注意:确保系统使用最新的Cisco IOS XE软件版本来生成文件punt_debug.log。
此文件包含多次执行这些命令以了解不同的计数器。
show platform software infra punt-keepalive
show platform software infra lsmpi
show platform software infrastructure lsmpi driver
show platform software infra lsmpi bufusage
show platform software punt-policer
show platform software status control-processor brief
show process cpu platform sorted
show platform software infrastructure punt
show platform hardware qfp active statistics drop
show platform hardware qfp active infra punt statistics type per-cause
show platform hardware qfp active infrastructure bqs queue output default all
注意:在punt_debug.log中,您应重点关注可能导致问题的错误指示符和大量数据包。
Linux共享内存分支接口(LSMPI)
此组件用于将数据包和消息从转发处理器传输到路由处理器。
Punt策略器
Punt监察器是一种控制平面保护机制,允许系统保护和管制控制平面数据包。
使用命令show platform software punt-policer,您可以看到由于此监察器而丢弃的conform数据包和数据包。
----------------- show platform software punt-policer ------------------
Per Punt-Cause Policer Configuration and Packet Counters
Punt Config Rate(pps) Conform Packets Dropped Packets Config Burst(pkts) Config Alert
Cause Description Normal High Normal High Normal High Normal High Normal High
-------------------------------------------------------------------------------------------------------------------------------------------------------------
2 IPv4 Options 874 655 0 0 0 0 874 655 Off Off
3 Layer2 control and legacy 8738 2185 0 0 0 0 8738 2185 Off Off
4 PPP Control 437 1000 0 0 0 0 437 1000 Off Off
—— snip : output omitted for brevity ——
命令show platform software infrastructure punt显示有关punt原因的计数器数据。
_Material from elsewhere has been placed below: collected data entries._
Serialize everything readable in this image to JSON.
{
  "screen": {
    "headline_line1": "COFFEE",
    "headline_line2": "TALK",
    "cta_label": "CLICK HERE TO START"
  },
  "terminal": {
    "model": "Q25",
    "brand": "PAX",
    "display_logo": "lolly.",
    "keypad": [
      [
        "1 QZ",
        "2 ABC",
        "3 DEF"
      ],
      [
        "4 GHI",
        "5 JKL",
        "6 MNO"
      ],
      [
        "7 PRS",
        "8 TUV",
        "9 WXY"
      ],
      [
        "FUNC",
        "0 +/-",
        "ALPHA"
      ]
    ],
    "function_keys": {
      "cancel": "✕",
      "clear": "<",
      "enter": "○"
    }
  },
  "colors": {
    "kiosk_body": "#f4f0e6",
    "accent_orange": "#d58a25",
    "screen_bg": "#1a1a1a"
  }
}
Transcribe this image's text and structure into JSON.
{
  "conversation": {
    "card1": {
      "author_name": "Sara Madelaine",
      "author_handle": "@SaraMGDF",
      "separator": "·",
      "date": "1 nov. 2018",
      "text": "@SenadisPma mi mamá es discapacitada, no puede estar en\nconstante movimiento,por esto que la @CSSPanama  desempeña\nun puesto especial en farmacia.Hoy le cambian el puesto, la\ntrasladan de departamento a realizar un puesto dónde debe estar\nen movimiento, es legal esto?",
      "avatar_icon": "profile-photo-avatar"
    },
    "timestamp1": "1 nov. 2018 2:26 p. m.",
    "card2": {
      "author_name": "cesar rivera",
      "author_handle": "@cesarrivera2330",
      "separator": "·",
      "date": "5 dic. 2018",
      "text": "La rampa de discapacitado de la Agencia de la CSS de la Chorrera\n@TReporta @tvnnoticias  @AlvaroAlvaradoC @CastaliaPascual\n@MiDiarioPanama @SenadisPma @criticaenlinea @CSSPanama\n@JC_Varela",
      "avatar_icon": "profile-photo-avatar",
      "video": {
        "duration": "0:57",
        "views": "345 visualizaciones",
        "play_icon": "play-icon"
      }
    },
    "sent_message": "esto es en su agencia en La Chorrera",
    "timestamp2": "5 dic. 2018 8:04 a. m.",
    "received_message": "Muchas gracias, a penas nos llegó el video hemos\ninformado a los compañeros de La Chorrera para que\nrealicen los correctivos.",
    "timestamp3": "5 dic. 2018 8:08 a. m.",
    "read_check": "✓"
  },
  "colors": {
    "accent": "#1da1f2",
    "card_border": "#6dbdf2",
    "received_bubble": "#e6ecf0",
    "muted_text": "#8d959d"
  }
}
------------------ show platform software infrastructure punt ------------------
LSMPI interface internal stats:
enabled=0, disabled=0, throttled=0, unthrottled=0, state is ready
Input Buffers = 51181083
Output Buffers = 51150283
—— snip : output omitted for brevity ——
EPC CP RX Pkt cleansed 0
Punt cause out of range 0
IOSXE-RP Punt packet causes:
3504959 ARP request or response packets
27 Incomplete adjacency packets
—— snip : output omitted for brevity ——
FOR_US Control IPv4 protcol stats:
2369262 TCP packets
FOR_US Control IPv6 protcol stats:
6057 ICMPV6 packets
Packet histogram(500 bytes/bin), avg size in 119, out 95:
Pak-Size In-Count Out-Count
0+: 51108211 51144723
500+: 22069 2632
1000+: 2172 0
1500+: 3170 0
这些数据有助于了解哪些因素会影响punt keep alive路径。
嵌入式事件管理器(EEM)用于数据收集
如果punt_debug.log没有提供足够的数据来诊断问题,可以使用EEM脚本在问题发生时获取更多的数据点。
event manager applet punt_script authorization bypass
event syslog pattern "IOSXE_INFRA-4-NO_PUNT_KEEPALIVE" maxrun 1000
action 0.0 cli command "enable"
action 0.1 set i "0"
action 0.2 cli command "test platform software punt-keepalive ignore-fault"
action 0.3 while $i lt 10
action 0.4 syslog msg "iteration $i"
action 0.9 cli command "show clock | append bootflash:qfp_lsmpi.txt"
action 1.0 cli command "show platform software infrastructure lsmpi | append bootflash:qfp_lsmpi.txt"
action 1.1 cli command "show platform software infrastructure lsmpi driver | append bootflash:qfp_lsmpi.txt"
action 1.2 cli command "show platform software infrastructure lsmpi driver 0 | append bootflash:qfp_lsmpi.txt"
action 1.3 cli command "show platform software infrastructure lsmpi bufusage | append bootflash:qfp_lsmpi.txt"
action 1.4 cli command "show platform software infrastructure lsmpi bufusage 0 | append bootflash:qfp_lsmpi.txt"
action 1.5 cli command "show platform software infrastructure punt-keepalive | append bootflash:qfp_lsmpi.txt"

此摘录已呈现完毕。